León estaba en medio de un grupo de pasajeros que se dirigía precipitadamente hacia la salida, cuando oyó el silbato. Se asomó por la borda e instintivamente creyó ver a Félix entre la multitud que esperaba a los recién llegados. Él mismo le había regalado el silbato al muchacho para que pudiera hacerse notar, y probablemente asociaba ya siempre aquel sonido con Félix. Pero no, nadie conocía la fecha exacta de su regreso. ¡Qué tontería por su parte pensar que Félix podría ir a recogerle!

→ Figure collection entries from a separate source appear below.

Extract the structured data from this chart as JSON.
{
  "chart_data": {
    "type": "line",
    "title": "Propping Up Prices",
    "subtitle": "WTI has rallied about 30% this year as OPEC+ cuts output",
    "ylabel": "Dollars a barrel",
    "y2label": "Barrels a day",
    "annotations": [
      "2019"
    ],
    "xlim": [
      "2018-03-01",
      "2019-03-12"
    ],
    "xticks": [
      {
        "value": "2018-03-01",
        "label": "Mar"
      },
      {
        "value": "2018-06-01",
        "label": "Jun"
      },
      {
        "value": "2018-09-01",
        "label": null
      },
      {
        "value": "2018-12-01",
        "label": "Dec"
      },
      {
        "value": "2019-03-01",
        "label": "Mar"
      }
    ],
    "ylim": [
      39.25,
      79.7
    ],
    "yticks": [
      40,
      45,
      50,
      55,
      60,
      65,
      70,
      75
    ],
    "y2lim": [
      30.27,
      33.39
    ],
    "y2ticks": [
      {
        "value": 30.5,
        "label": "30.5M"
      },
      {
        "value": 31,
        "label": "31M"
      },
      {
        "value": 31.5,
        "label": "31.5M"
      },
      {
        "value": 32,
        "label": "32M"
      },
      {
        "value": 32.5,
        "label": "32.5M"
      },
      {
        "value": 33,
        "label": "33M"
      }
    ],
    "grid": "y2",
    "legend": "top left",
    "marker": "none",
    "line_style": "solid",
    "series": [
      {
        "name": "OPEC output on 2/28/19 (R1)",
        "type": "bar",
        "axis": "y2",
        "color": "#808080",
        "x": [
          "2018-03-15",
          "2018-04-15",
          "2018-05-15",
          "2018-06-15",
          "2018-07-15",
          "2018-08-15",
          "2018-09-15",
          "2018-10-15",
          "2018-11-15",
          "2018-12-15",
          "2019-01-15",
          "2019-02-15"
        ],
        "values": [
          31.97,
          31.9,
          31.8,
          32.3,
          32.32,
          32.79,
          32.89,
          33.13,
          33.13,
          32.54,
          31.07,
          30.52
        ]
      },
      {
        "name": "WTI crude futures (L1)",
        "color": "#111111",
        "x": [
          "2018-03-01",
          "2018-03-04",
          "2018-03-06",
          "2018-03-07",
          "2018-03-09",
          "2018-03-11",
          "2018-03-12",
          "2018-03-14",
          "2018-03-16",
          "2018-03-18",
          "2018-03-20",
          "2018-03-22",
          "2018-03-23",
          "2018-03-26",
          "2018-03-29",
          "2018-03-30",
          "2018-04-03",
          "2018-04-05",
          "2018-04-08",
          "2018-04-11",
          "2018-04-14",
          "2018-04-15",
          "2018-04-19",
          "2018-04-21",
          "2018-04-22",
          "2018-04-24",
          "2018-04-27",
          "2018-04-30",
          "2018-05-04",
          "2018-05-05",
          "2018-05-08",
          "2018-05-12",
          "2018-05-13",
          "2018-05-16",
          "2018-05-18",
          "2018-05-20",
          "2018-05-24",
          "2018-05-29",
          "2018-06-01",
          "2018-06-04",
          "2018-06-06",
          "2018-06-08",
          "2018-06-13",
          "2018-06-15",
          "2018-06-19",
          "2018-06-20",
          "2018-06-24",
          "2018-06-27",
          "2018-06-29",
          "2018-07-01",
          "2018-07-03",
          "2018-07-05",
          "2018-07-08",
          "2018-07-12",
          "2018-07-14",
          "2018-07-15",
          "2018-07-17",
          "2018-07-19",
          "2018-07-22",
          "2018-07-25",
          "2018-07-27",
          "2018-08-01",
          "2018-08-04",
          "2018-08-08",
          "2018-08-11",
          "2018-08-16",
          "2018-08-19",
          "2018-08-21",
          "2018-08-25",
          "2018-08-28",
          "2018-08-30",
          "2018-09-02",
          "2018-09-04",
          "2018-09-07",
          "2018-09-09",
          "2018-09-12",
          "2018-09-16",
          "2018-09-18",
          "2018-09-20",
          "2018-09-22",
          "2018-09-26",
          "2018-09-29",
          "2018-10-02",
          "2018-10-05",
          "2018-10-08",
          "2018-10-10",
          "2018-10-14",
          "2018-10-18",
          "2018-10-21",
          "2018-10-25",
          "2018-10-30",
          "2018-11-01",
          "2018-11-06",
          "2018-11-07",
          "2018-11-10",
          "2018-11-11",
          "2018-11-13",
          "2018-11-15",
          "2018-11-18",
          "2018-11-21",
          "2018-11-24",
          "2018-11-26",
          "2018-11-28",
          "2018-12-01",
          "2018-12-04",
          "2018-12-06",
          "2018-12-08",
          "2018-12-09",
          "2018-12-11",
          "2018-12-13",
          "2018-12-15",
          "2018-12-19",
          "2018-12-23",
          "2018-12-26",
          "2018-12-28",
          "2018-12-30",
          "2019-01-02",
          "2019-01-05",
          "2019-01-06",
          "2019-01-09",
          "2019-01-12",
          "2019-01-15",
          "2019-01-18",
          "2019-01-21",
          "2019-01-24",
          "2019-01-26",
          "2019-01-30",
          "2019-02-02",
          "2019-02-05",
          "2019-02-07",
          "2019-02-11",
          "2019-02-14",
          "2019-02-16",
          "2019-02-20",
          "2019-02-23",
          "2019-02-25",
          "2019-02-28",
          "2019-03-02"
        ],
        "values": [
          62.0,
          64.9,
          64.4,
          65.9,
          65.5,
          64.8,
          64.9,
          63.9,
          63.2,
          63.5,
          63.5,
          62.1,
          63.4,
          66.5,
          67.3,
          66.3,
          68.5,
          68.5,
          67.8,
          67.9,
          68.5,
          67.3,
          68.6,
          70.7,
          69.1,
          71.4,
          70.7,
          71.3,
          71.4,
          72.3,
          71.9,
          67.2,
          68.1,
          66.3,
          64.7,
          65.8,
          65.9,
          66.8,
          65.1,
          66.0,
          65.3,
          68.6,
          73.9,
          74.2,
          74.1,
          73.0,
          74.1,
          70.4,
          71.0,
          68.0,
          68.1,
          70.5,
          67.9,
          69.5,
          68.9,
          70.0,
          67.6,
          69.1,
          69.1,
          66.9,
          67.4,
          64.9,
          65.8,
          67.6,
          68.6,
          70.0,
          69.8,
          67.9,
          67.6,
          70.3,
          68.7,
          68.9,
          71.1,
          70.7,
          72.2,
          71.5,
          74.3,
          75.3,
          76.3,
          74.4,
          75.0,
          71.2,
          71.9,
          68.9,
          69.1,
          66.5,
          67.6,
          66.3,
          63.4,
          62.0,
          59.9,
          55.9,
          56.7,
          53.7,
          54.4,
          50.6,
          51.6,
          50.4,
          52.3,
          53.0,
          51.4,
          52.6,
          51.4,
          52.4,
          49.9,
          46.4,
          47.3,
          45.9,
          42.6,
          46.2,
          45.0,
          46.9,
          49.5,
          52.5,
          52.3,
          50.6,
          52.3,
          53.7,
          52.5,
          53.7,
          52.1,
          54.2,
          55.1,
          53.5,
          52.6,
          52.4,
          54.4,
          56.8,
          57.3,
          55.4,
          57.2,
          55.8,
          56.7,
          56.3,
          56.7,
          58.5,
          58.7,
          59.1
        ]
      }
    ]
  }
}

Un negro que llevaba una peluca rubia y se comportaba como un perro rabioso llamó su atención. Hacía señas claramente en su dirección. «Dios mío, en Río la gente está ya tan nerviosa como en París», pensó León. El loco, que entretanto había creado ya un pequeño tumulto a su alrededor, llamó su atención. Y entonces lo reconoció. Le devolvió el saludo y se alegró de tener que tardar todavía un rato en llegar abajo y estar junto a Félix. Así el muchacho no notaría su sorpresa. ¿Pero cómo que el muchacho? En el año y medio que él había estado fuera, Félix se había convertido en un hombre joven. Había crecido y su rostro había perdido la expresión de infantil inocencia que antes le caracterizaba. Si León no le conociera tan bien, se habría asustado. Parecía uno de los muchos matones que hacían la ciudad tan insegura: negros, grandes, fuertes, libres… pero generalmente borrachos y llenos de agresividad. ¡Y esa estúpida peluca! León sabía que se había convertido en una moda entre los negros. Les parecía que el pelo claro y liso era un adorno bonito, y una peluca era un objeto de prestigio. Aunque, en realidad, intentando copiar inútilmente los ideales de belleza blancos, los negros se humillaban aún más. León sintió rechazo y compasión a la vez. Y tuvo remordimientos: había dejado a su gente demasiado tiempo sola.
A Félix se le iluminó la cara cuando estuvo por fin ante León. No podía abrazarle, como tampoco podía decirle lo mucho que se alegraba. Aunque no era necesario. León lo vio en sus ojos.